MAPI Analysis: U.S. Trade Deficit, Chinese Surplus Continued to Rise in Third Quarter
The U.S. trade deficit in manufactures and the Chinese surplus both continued to rise in the third quarter of 2012 compared with 2011, but at sharply different paces compared with the first half of the year, as noted in a new Manufacturers Alliance for Productivity and Innovation (MAPI) report.
In The U.S. Trade Deficit in Manufactures and the Chinese Surplus Continued to Rise in the Third Quarter (PA-115), Ernest H. Preeg, MAPI Senior Advisor for International Trade and Finance, highlights that the U.S. global trade deficit in manufactures rose by 6 percent, or by $8 billion, in the third quarter of 2012 compared with 2011, while the Chinese surplus increased by 4 percent, or by $7 billion.

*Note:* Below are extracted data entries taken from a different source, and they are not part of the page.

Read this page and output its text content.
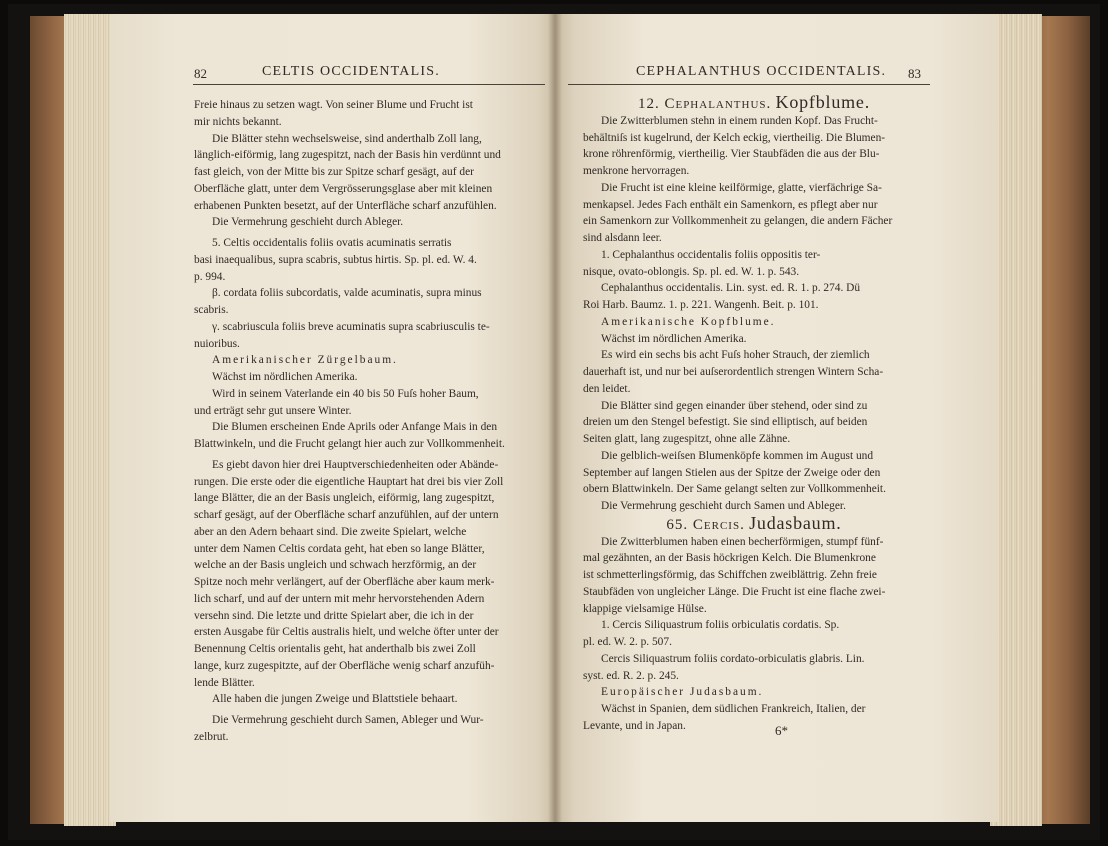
82	CELTIS OCCIDENTALIS.	CEPHALANTHUS OCCIDENTALIS. 83

Freie hinaus zu setzen wagt. Von seiner Blume und Frucht ist

mir nichts bekannt.

Die Blätter stehn wechselsweise, sind anderthalb Zoll lang,

länglich-eiförmig, lang zugespitzt, nach der Basis hin verdünnt und

fast gleich, von der Mitte bis zur Spitze scharf gesägt, auf der

Oberfläche glatt, unter dem Vergrösserungsglase aber mit kleinen

erhabenen Punkten besetzt, auf der Unterfläche scharf anzufühlen.

Die Vermehrung geschieht durch Ableger.

5. Celtis occidentalis foliis ovatis acuminatis serratis

basi inaequalibus, supra scabris, subtus hirtis. Sp. pl. ed. W. 4.

p. 994.

β. cordata foliis subcordatis, valde acuminatis, supra minus

scabris.

γ. scabriuscula foliis breve acuminatis supra scabriusculis te-

nuioribus.

Amerikanischer Zürgelbaum.

Wächst im nördlichen Amerika.

Wird in seinem Vaterlande ein 40 bis 50 Fuſs hoher Baum,

und erträgt sehr gut unsere Winter.

Die Blumen erscheinen Ende Aprils oder Anfange Mais in den

Blattwinkeln, und die Frucht gelangt hier auch zur Vollkommenheit.

Es giebt davon hier drei Hauptverschiedenheiten oder Abände-

rungen. Die erste oder die eigentliche Hauptart hat drei bis vier Zoll

lange Blätter, die an der Basis ungleich, eiförmig, lang zugespitzt,

scharf gesägt, auf der Oberfläche scharf anzufühlen, auf der untern

aber an den Adern behaart sind. Die zweite Spielart, welche

unter dem Namen Celtis cordata geht, hat eben so lange Blätter,

welche an der Basis ungleich und schwach herzförmig, an der

Spitze noch mehr verlängert, auf der Oberfläche aber kaum merk-

lich scharf, und auf der untern mit mehr hervorstehenden Adern

versehn sind. Die letzte und dritte Spielart aber, die ich in der

ersten Ausgabe für Celtis australis hielt, und welche öfter unter der

Benennung Celtis orientalis geht, hat anderthalb bis zwei Zoll

lange, kurz zugespitzte, auf der Oberfläche wenig scharf anzufüh-

lende Blätter.

Alle haben die jungen Zweige und Blattstiele behaart.

Die Vermehrung geschieht durch Samen, Ableger und Wur-

zelbrut.

12. Cephalanthus. Kopfblume.

Die Zwitterblumen stehn in einem runden Kopf. Das Frucht-

behältniſs ist kugelrund, der Kelch eckig, viertheilig. Die Blumen-

krone röhrenförmig, viertheilig. Vier Staubfäden die aus der Blu-

menkrone hervorragen.

Die Frucht ist eine kleine keilförmige, glatte, vierfächrige Sa-

menkapsel. Jedes Fach enthält ein Samenkorn, es pflegt aber nur

ein Samenkorn zur Vollkommenheit zu gelangen, die andern Fächer

sind alsdann leer.

1. Cephalanthus occidentalis foliis oppositis ter-

nisque, ovato-oblongis. Sp. pl. ed. W. 1. p. 543.

Cephalanthus occidentalis. Lin. syst. ed. R. 1. p. 274. Dü

Roi Harb. Baumz. 1. p. 221. Wangenh. Beit. p. 101.

Amerikanische Kopfblume.

Wächst im nördlichen Amerika.

Es wird ein sechs bis acht Fuſs hoher Strauch, der ziemlich

dauerhaft ist, und nur bei auſserordentlich strengen Wintern Scha-

den leidet.

Die Blätter sind gegen einander über stehend, oder sind zu

dreien um den Stengel befestigt. Sie sind elliptisch, auf beiden

Seiten glatt, lang zugespitzt, ohne alle Zähne.

Die gelblich-weiſsen Blumenköpfe kommen im August und

September auf langen Stielen aus der Spitze der Zweige oder den

obern Blattwinkeln. Der Same gelangt selten zur Vollkommenheit.

Die Vermehrung geschieht durch Samen und Ableger.

65. Cercis. Judasbaum.

Die Zwitterblumen haben einen becherförmigen, stumpf fünf-

mal gezähnten, an der Basis höckrigen Kelch. Die Blumenkrone

ist schmetterlingsförmig, das Schiffchen zweiblättrig. Zehn freie

Staubfäden von ungleicher Länge. Die Frucht ist eine flache zwei-

klappige vielsamige Hülse.

1. Cercis Siliquastrum foliis orbiculatis cordatis. Sp.

pl. ed. W. 2. p. 507.

Cercis Siliquastrum foliis cordato-orbiculatis glabris. Lin.

syst. ed. R. 2. p. 245.

Europäischer Judasbaum.

Wächst in Spanien, dem südlichen Frankreich, Italien, der

Levante, und in Japan.	6*
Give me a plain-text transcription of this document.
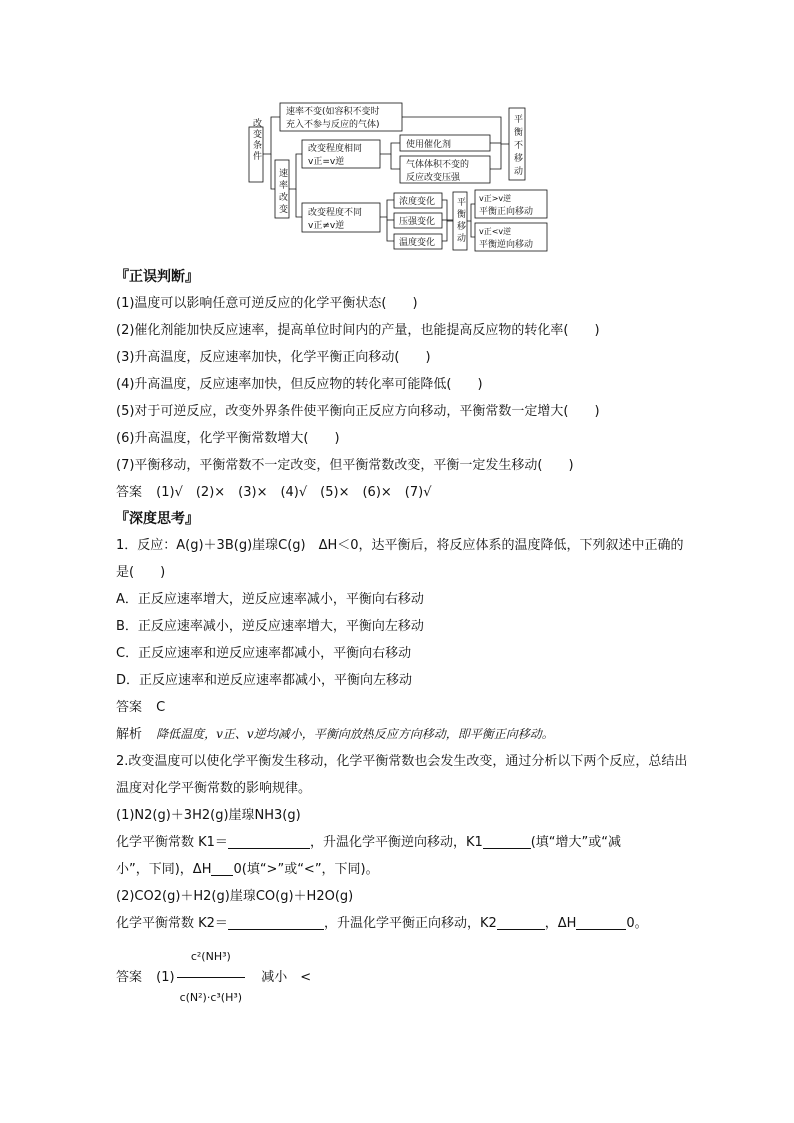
改变条件
速率不变(如容积不变时
充入不参与反应的气体)
速率改变
改变程度相同
v正=v逆
使用催化剂
气体体积不变的
反应改变压强	平衡不移动
改变程度不同
v正≠v逆
浓度变化
压强变化
温度变化 平衡移动 v正>v逆
平衡正向移动
v正<v逆
平衡逆向移动
『正误判断』
(1)温度可以影响任意可逆反应的化学平衡状态(　　)
(2)催化剂能加快反应速率，提高单位时间内的产量，也能提高反应物的转化率(　　)
(3)升高温度，反应速率加快，化学平衡正向移动(　　)
(4)升高温度，反应速率加快，但反应物的转化率可能降低(　　)
(5)对于可逆反应，改变外界条件使平衡向正反应方向移动，平衡常数一定增大(　　)
(6)升高温度，化学平衡常数增大(　　)
(7)平衡移动，平衡常数不一定改变，但平衡常数改变，平衡一定发生移动(　　)
答案 (1)√　(2)×　(3)×　(4)√　(5)×　(6)×　(7)√
『深度思考』
1．反应：A(g)＋3B(g)崖瑔C(g)　ΔH＜0，达平衡后，将反应体系的温度降低，下列叙述中正确的是(　　)
A．正反应速率增大，逆反应速率减小，平衡向右移动
B．正反应速率减小，逆反应速率增大，平衡向左移动
C．正反应速率和逆反应速率都减小，平衡向右移动
D．正反应速率和逆反应速率都减小，平衡向左移动
答案 C
解析 降低温度，v正、v逆均减小，平衡向放热反应方向移动，即平衡正向移动。
2.改变温度可以使化学平衡发生移动，化学平衡常数也会发生改变，通过分析以下两个反应，总结出温度对化学平衡常数的影响规律。
(1)N2(g)＋3H2(g)崖瑔NH3(g)
化学平衡常数 K1＝	，升温化学平衡逆向移动，K1	(填“增大”或“减
小”，下同)，ΔH 0(填“>”或“<”，下同)。
(2)CO2(g)＋H2(g)崖瑔CO(g)＋H2O(g)
化学平衡常数 K2＝	，升温化学平衡正向移动，K2	，ΔH	0。
答案 $(1) \frac{\text{c²(NH³)}}{\text{c(N²)·c³(H³)}}$ 减小　<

As for the lopsided bilateral trade in manufactures, U.S. imports from China were more than six times larger than U.S. exports to China in the third quarter, with U.S. exports actually down by 1 percent compared with 2011, while imports were up by 5 percent.
For the first three quarters in 2012, the U.S. deficit rose by 7 percent, or by $23 billion, while the Chinese surplus was up 16 percent, or by $74 billion.
“The striking distinction between the two growth paths is that while the U.S. deficit grew at a relatively steady pace of 6-7 percent, the Chinese surplus soared by 24 percent in the first half of the year before dropping to 4 percent in the third quarter,” Preeg said. “The reduced growth in the Chinese surplus reflects, in part, the very slow growth or recession in the EU and Japan, and its dampening effect on Chinese exports. Adjustments in Asian currencies to the renminbi to remain competitive with China could also be reducing trade imbalances in the region.”
Manufactured goods constitute the dominant sector of trade, accounting for about 95 percent of Chinese and about 75 percent of U.S. merchandise exports. The sector is also central to technological innovation, as two-thirds of U.S. civilian research and development and new patents derive from the manufacturing sector.
Preeg highlights the massive growth in the U.S. deficit over the past three years and its impact on jobs. He estimates that the $169 billion increase in the deficit since 2009, based on average value-added per worker, equates to a loss of 700,000 to 1.4 million manufacturing jobs, or almost 10 percent of employment in the sector. For 2012, the job loss is projected to be 125,000 to 250,000.
The report emphasizes that the outcome of these growing trade imbalances is highly uncertain, with much depending on the course of the global economy. Another global recession, such as that which occurred in 2009, could result in a sharp decline in world trade.
“In any event,” Preeg writes, “the United States is currently more vulnerable to a continued increase in its trade deficit in manufactures as an economy more open to imports, and with a strong currency that inhibits exports.”